Friendships in adulthood are harder and I think what your mum had is rare now. People live their lives online now which means less time IRL for friends.

I don't know if this is just the people I've met or a universal thing, but I find people want to do whatever it is they want to do and look for someone who wants to accompany them, that's who they're friends with. So if your friends aren't really that into nails and lunches, they won't prioritise it and will cancel if they get a better offer or just feel like they can't be bothered with it on the day. If you want to stick with these people you're going to have to find out what it is they like doing and join in with that, if you want them to prioritise your meet-ups.

The only way to meet new people is through groups and clubs, volunteering etc, but it does take ages to turn an acquaintance into a friend. If you seem too eager it'll come across as desperate and if you appear to have no friends people will wonder why! It's hard. I don't really have a solution, other than time, energy and hope for the best.

I actually gave up on friendships after being messed around by too many people. I lost the ones I did have after a bereavement. I was ok but couldn't contact anyone, just getting through the days, this lasted for about two years. In that time nobody contacted me. If they had I would've replied. Some knew about the bereavement and some didn't. I found that hurtful and decided that if they didn't contact me for that length of time they weren't good friends anyway, so I didn't get back in touch.

I've got my partner and I'm friends with one new person now. She's great. We hang out drinking tea and talk about whatever.

I decided to get on with building an enjoyable life by myself and if friends came along great and if they didn't I'd continue to manage without them, I'd been doing that for 2yrs anyway.

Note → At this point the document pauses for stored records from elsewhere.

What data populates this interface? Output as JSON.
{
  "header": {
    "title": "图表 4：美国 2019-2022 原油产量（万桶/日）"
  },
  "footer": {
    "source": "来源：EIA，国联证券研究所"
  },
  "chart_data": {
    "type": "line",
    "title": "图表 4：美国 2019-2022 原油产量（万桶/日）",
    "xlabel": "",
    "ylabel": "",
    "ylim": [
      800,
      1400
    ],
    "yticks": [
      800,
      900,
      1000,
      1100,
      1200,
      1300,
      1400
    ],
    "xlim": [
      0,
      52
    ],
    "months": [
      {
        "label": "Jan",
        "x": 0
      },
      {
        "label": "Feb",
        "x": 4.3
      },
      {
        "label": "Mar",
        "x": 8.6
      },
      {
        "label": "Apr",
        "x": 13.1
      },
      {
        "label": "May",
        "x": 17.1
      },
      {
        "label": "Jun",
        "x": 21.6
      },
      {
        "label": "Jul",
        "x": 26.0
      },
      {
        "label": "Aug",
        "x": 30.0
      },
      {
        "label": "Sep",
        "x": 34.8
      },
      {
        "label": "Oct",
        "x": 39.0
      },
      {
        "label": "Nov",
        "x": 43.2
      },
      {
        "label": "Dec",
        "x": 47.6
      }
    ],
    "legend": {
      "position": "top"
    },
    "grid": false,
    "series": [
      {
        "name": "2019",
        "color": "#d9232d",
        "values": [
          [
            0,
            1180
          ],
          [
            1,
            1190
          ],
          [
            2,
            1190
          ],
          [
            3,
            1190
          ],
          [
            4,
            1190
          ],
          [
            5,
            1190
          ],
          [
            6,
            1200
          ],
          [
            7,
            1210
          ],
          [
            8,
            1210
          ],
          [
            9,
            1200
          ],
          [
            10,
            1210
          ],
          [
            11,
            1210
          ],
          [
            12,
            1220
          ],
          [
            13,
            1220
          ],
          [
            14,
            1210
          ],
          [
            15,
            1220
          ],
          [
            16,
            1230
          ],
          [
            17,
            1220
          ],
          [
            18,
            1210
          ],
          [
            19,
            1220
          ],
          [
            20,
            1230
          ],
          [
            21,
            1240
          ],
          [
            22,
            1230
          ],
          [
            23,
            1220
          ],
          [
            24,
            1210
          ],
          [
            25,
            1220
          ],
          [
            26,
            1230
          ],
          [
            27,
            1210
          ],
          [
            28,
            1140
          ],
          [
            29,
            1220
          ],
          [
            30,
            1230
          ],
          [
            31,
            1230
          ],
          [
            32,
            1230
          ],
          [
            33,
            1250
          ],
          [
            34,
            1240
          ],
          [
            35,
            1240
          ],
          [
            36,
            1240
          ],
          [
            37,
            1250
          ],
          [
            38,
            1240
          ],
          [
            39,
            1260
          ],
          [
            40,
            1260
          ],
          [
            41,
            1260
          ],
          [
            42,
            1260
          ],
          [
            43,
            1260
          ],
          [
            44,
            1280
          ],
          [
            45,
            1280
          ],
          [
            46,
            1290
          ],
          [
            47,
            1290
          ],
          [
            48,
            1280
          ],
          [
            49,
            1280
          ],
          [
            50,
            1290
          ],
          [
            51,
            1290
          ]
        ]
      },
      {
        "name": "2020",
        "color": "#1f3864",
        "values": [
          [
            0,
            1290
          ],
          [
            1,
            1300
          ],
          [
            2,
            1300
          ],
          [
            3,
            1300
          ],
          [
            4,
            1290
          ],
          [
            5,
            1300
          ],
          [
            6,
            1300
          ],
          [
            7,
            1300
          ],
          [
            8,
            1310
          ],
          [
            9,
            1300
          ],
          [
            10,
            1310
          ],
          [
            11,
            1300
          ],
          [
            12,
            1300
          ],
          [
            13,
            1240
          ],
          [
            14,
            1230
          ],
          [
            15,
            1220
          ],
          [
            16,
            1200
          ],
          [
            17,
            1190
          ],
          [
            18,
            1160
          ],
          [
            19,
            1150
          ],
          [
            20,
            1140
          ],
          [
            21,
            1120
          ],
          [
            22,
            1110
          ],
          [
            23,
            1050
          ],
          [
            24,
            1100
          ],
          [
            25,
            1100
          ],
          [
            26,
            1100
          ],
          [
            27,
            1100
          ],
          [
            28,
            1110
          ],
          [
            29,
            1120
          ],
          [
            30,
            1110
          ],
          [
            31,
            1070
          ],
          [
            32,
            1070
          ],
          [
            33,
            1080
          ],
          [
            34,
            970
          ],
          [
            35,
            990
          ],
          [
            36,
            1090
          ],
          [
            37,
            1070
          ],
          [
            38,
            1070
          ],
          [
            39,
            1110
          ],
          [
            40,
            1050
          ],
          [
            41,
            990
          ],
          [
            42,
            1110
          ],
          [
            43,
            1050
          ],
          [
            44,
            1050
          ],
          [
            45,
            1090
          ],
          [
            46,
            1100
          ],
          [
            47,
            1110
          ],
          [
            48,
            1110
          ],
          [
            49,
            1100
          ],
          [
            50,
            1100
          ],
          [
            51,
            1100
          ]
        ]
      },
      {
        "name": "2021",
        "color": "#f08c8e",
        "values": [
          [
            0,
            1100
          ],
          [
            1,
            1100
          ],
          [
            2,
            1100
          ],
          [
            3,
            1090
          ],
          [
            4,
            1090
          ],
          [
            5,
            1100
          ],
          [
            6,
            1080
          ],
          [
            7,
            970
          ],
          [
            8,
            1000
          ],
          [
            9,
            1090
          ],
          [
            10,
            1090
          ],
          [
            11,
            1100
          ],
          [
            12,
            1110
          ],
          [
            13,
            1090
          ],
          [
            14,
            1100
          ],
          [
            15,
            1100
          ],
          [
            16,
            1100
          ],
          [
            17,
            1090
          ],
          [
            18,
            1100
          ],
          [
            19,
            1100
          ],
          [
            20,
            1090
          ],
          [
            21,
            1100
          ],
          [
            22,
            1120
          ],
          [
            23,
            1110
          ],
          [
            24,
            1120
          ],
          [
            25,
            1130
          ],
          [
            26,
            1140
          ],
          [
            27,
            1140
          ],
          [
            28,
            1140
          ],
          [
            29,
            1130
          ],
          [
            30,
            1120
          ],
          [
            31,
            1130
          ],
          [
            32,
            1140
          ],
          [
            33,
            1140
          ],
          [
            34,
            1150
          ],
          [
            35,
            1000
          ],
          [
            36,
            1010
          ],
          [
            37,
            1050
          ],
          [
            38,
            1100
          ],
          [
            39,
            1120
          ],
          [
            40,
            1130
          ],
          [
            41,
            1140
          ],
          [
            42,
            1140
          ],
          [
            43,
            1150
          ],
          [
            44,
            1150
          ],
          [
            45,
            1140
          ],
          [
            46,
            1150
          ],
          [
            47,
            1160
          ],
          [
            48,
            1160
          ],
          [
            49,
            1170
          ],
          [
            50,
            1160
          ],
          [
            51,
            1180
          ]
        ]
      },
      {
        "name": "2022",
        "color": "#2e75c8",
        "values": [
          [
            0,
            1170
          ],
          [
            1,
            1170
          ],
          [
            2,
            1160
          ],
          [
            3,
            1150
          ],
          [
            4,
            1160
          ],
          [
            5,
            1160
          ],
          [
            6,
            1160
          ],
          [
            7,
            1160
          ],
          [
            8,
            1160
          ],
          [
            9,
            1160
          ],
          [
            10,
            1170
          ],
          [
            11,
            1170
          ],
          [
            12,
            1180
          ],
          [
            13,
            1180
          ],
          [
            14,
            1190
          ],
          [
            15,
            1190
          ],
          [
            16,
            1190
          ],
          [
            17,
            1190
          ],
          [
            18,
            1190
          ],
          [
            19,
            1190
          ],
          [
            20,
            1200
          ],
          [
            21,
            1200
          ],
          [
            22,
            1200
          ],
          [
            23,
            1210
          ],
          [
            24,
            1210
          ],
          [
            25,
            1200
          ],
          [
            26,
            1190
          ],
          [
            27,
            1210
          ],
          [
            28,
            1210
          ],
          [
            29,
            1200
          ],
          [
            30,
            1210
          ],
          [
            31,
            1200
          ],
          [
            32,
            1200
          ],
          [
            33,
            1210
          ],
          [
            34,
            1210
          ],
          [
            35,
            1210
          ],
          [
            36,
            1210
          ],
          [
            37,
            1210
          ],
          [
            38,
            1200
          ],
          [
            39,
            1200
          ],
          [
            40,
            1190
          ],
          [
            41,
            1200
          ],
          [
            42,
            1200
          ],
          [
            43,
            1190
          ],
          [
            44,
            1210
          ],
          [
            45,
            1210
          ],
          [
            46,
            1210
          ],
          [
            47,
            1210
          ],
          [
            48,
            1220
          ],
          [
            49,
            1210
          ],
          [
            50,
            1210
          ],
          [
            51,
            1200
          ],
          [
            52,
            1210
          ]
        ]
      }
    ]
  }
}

I'd be friends with you if you lived near me, but this being an international forum you probably don't.

I like low-key things but find most people think that's boring, they want to go do exciting things with their friends that often involves alcohol too. They seem to only do the low-key things if they can spare the time/money and they're bored. It's just a mis-match I think. It takes time to find the right people, especially if you're not "most people" yourself.